She came as a ghost in the depths of the night, her nightgown billowing like a windblown shroud of intangible white. Her feet glided over the hall carpet without ever touching the pile, her bare toes pointed down like a spectral ballerina.
I thought myself dreaming and rubbed hard at my eyes, too hard. As the water ran over my cheeks to plop onto the duvet, I imagined she thought me crying. Perhaps, she even thought me repentant?
She parted long, lank hair from her face like drawn curtains and tilted her head to one side. The angle was acute and uncomfortable, but she was beyond pain. There she appraised me as my non-tears fell. A bulbous tongue clacked against her small, impressive teeth. Her fingers twiddled as though restless. I watched on disbelieving.

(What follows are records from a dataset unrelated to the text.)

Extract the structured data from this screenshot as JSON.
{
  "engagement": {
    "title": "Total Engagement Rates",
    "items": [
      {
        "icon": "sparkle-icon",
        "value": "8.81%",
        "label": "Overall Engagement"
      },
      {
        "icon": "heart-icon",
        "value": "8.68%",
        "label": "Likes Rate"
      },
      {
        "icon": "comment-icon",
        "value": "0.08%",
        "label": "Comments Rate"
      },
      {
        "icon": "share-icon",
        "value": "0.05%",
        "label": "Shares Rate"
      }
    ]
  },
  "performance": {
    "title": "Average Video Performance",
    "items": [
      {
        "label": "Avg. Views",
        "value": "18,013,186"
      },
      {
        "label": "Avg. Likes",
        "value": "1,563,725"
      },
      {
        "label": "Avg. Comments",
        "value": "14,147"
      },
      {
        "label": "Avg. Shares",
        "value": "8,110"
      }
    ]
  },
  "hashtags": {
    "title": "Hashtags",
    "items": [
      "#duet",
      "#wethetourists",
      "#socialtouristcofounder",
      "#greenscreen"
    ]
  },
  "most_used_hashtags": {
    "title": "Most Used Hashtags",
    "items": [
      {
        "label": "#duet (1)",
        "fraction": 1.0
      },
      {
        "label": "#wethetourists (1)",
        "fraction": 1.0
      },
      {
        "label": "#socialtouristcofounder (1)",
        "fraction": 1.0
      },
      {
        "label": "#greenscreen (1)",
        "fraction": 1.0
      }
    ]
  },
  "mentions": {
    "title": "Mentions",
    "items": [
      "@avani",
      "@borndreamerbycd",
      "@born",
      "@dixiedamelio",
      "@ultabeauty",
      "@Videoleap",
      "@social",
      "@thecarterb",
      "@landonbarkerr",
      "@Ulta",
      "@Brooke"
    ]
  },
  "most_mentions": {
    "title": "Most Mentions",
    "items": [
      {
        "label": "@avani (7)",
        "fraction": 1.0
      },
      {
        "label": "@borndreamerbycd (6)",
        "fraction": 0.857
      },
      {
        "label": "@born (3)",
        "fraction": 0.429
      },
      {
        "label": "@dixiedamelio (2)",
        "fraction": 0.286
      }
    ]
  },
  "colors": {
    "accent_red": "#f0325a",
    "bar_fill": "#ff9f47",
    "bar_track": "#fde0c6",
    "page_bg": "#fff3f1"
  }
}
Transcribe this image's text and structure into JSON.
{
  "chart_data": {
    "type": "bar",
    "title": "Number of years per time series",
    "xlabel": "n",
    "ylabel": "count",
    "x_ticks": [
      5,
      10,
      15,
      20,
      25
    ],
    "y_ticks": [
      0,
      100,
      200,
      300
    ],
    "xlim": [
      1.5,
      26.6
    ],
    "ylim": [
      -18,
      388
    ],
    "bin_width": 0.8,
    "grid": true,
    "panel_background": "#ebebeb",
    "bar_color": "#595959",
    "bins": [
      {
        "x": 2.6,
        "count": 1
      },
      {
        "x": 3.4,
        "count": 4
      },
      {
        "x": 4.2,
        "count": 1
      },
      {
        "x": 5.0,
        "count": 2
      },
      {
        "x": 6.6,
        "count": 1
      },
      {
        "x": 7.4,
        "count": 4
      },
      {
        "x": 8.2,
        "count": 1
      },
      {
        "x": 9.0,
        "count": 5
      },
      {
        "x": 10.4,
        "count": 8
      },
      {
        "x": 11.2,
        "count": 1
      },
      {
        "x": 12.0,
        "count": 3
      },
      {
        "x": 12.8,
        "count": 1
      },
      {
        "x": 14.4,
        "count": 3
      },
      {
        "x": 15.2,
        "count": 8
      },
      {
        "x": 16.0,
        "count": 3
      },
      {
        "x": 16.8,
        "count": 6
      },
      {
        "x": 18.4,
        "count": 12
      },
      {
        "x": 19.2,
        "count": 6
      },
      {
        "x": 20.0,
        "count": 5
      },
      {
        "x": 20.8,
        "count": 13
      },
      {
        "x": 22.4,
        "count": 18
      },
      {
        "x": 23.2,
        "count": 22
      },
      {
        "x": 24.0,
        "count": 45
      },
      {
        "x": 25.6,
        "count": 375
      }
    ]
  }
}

She came closer then, ever closer like an onrushing tide. There was no time to even hide beneath the sheets, so swift was her passage. She didn’t stop. Like the net curtains she resembled blown by my open window, she disappeared out into the night. I sniffed.
I thought I’d got away with it then, imagining all I’d have to do was mop the carpet where the seawater had run off her transparent form. In death, she was powerless, or so I presumed.
When I patted the duvet and lay back down, my head turning towards what for months had been her empty pillow, she was waiting.